Google adds Managed VM to its Cloud Platform – Best of IaaS and PaaS


Google announces Managed Virtual Machines at the Google Platform Live Event in San Francisco. Managed VMs lets you run any binary inside a VM and turn it into a part of your App Engine app with just a few lines of code. App Engine will automatically manage these VMs.

Urs Hölzle, the senior vice president at Google overseeing the company’s datacenter and cloud services, talked up the appeal of PaaS services like Google App Engine, which provides a complete managed stack but lacks the flexibility of services like IaaS. The downside of IaaS, of course, is it requires extensive management.  Google’s Managed VMs give enterprises the complete managed platform of PaaS, while allowing a customer to add VMs. Those using Google App Engine who need more control can add a VM to the company’s PaaS service. This is not typically offered with PaaS offerings and often forces companies to use IaaS.
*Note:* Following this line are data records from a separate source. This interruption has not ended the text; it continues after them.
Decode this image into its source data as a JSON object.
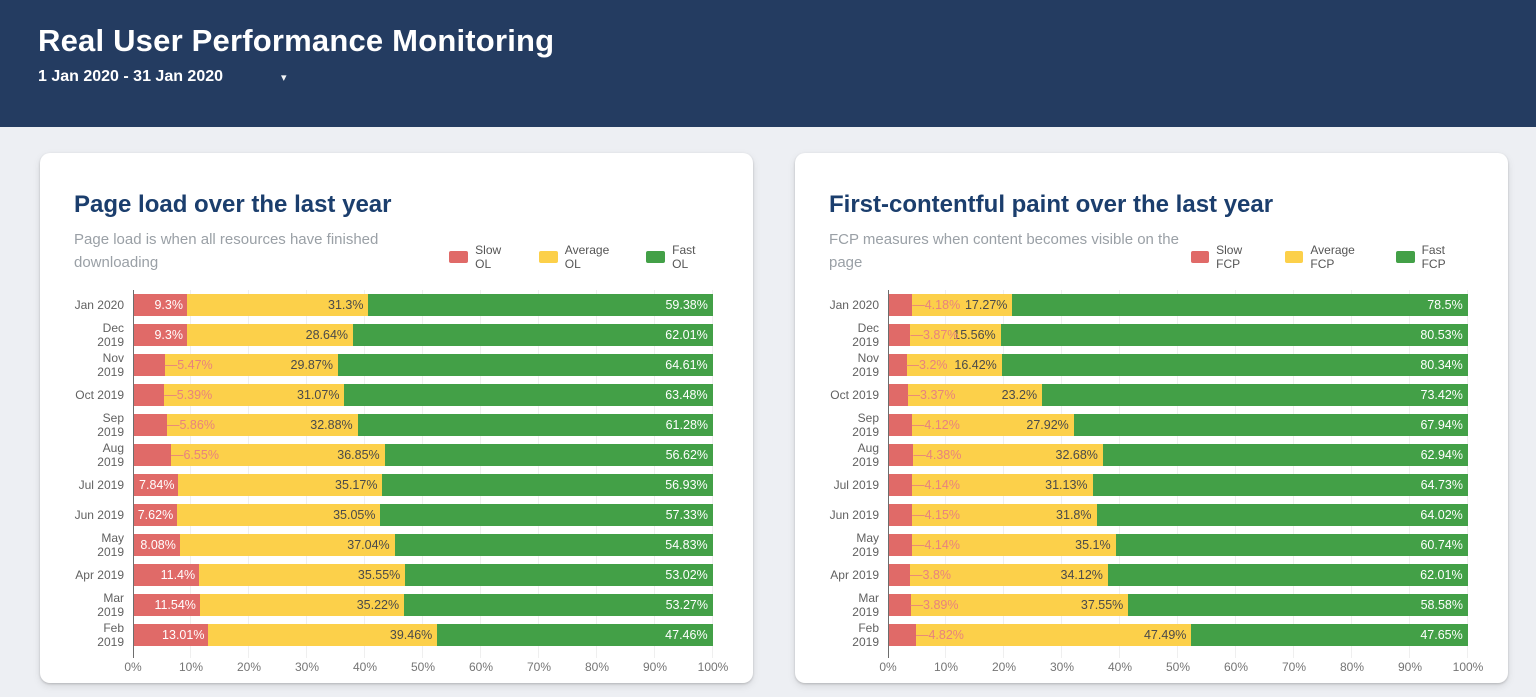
{
  "header": {
    "title": "Real User Performance Monitoring",
    "date_range": "1 Jan 2020 - 31 Jan 2020",
    "caret_icon": "▾"
  },
  "colors": {
    "header_bg": "#243c61",
    "page_bg": "#edeff3",
    "card_bg": "#ffffff",
    "card_title_text": "#1b3e6d",
    "subtitle_text": "#9aa0a6",
    "slow": "#e06a68",
    "average": "#fcd04a",
    "fast": "#43a047",
    "slow_outside_label": "#e8837d",
    "axis_text": "#757575"
  },
  "chart_data": [
    {
      "type": "bar",
      "orientation": "horizontal-stacked",
      "title": "Page load over the last year",
      "subtitle": "Page load is when all resources have finished downloading",
      "legend_position": "top-right",
      "grid": "vertical-faint",
      "xlim": [
        0,
        100
      ],
      "x_ticks": [
        "0%",
        "10%",
        "20%",
        "30%",
        "40%",
        "50%",
        "60%",
        "70%",
        "80%",
        "90%",
        "100%"
      ],
      "categories": [
        "Jan 2020",
        "Dec 2019",
        "Nov 2019",
        "Oct 2019",
        "Sep 2019",
        "Aug 2019",
        "Jul 2019",
        "Jun 2019",
        "May 2019",
        "Apr 2019",
        "Mar 2019",
        "Feb 2019"
      ],
      "series": [
        {
          "name": "Slow OL",
          "color": "#e06a68",
          "values": [
            9.3,
            9.3,
            5.47,
            5.39,
            5.86,
            6.55,
            7.84,
            7.62,
            8.08,
            11.4,
            11.54,
            13.01
          ],
          "labels": [
            "9.3%",
            "9.3%",
            "5.47%",
            "5.39%",
            "5.86%",
            "6.55%",
            "7.84%",
            "7.62%",
            "8.08%",
            "11.4%",
            "11.54%",
            "13.01%"
          ]
        },
        {
          "name": "Average OL",
          "color": "#fcd04a",
          "values": [
            31.3,
            28.64,
            29.87,
            31.07,
            32.88,
            36.85,
            35.17,
            35.05,
            37.04,
            35.55,
            35.22,
            39.46
          ],
          "labels": [
            "31.3%",
            "28.64%",
            "29.87%",
            "31.07%",
            "32.88%",
            "36.85%",
            "35.17%",
            "35.05%",
            "37.04%",
            "35.55%",
            "35.22%",
            "39.46%"
          ]
        },
        {
          "name": "Fast OL",
          "color": "#43a047",
          "values": [
            59.38,
            62.01,
            64.61,
            63.48,
            61.28,
            56.62,
            56.93,
            57.33,
            54.83,
            53.02,
            53.27,
            47.46
          ],
          "labels": [
            "59.38%",
            "62.01%",
            "64.61%",
            "63.48%",
            "61.28%",
            "56.62%",
            "56.93%",
            "57.33%",
            "54.83%",
            "53.02%",
            "53.27%",
            "47.46%"
          ]
        }
      ]
    },
    {
      "type": "bar",
      "orientation": "horizontal-stacked",
      "title": "First-contentful paint over the last year",
      "subtitle": "FCP measures when content becomes visible on the page",
      "legend_position": "top-right",
      "grid": "vertical-faint",
      "xlim": [
        0,
        100
      ],
      "x_ticks": [
        "0%",
        "10%",
        "20%",
        "30%",
        "40%",
        "50%",
        "60%",
        "70%",
        "80%",
        "90%",
        "100%"
      ],
      "categories": [
        "Jan 2020",
        "Dec 2019",
        "Nov 2019",
        "Oct 2019",
        "Sep 2019",
        "Aug 2019",
        "Jul 2019",
        "Jun 2019",
        "May 2019",
        "Apr 2019",
        "Mar 2019",
        "Feb 2019"
      ],
      "series": [
        {
          "name": "Slow FCP",
          "color": "#e06a68",
          "values": [
            4.18,
            3.87,
            3.2,
            3.37,
            4.12,
            4.38,
            4.14,
            4.15,
            4.14,
            3.8,
            3.89,
            4.82
          ],
          "labels": [
            "4.18%",
            "3.87%",
            "3.2%",
            "3.37%",
            "4.12%",
            "4.38%",
            "4.14%",
            "4.15%",
            "4.14%",
            "3.8%",
            "3.89%",
            "4.82%"
          ]
        },
        {
          "name": "Average FCP",
          "color": "#fcd04a",
          "values": [
            17.27,
            15.56,
            16.42,
            23.2,
            27.92,
            32.68,
            31.13,
            31.8,
            35.1,
            34.12,
            37.55,
            47.49
          ],
          "labels": [
            "17.27%",
            "15.56%",
            "16.42%",
            "23.2%",
            "27.92%",
            "32.68%",
            "31.13%",
            "31.8%",
            "35.1%",
            "34.12%",
            "37.55%",
            "47.49%"
          ]
        },
        {
          "name": "Fast FCP",
          "color": "#43a047",
          "values": [
            78.5,
            80.53,
            80.34,
            73.42,
            67.94,
            62.94,
            64.73,
            64.02,
            60.74,
            62.01,
            58.58,
            47.65
          ],
          "labels": [
            "78.5%",
            "80.53%",
            "80.34%",
            "73.42%",
            "67.94%",
            "62.94%",
            "64.73%",
            "64.02%",
            "60.74%",
            "62.01%",
            "58.58%",
            "47.65%"
          ]
        }
      ]
    }
  ]
}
You can start with App Engine and if you ever run into a case where you need more control, or need to use a language or library that App Engine doesn’t support, you can replace part of your application with a VM. For example, your application may need access to a native resource, such as a file system or network stack; or you might require a library or framework that is only available in C or C++. Current Platform as a service offerings lack this type of support and developers are forced off the cliff into an Infrastructure as a service world. With Managed VMs, this is not the case.  You can also take an application built on unmanaged VMs and let Google handle management and scaling. You get a good combination of total control and freedom of Compute Engine VMs with the auto-management capabilities of App Engine.

Going a step further, Google is also re-architecting how cloud instances are sold. In the typical cloud model, on-demand based pricing for virtual resources is always more expensive than if a developer buys some form of a reserved instance. In order to bridge the gap between reserved and on-demand virtual instances, Google is now introducing the idea of sustained-use discounts. In the sustained-use model, an on-demand Google Cloud user will get a discount after a virtual instance is used for a specific amount of time.  For more details on the sustained-use discounts, click here

Google is also allowing operating systems such as Suse, Red Hat Linux and Microsoft Windows Server to be used within its cloud. This is considered a minimum necessity for many established businesses. BigQuery is being modified to take in 100,000 data records per second, allowing for the fast analysis of large streams of data.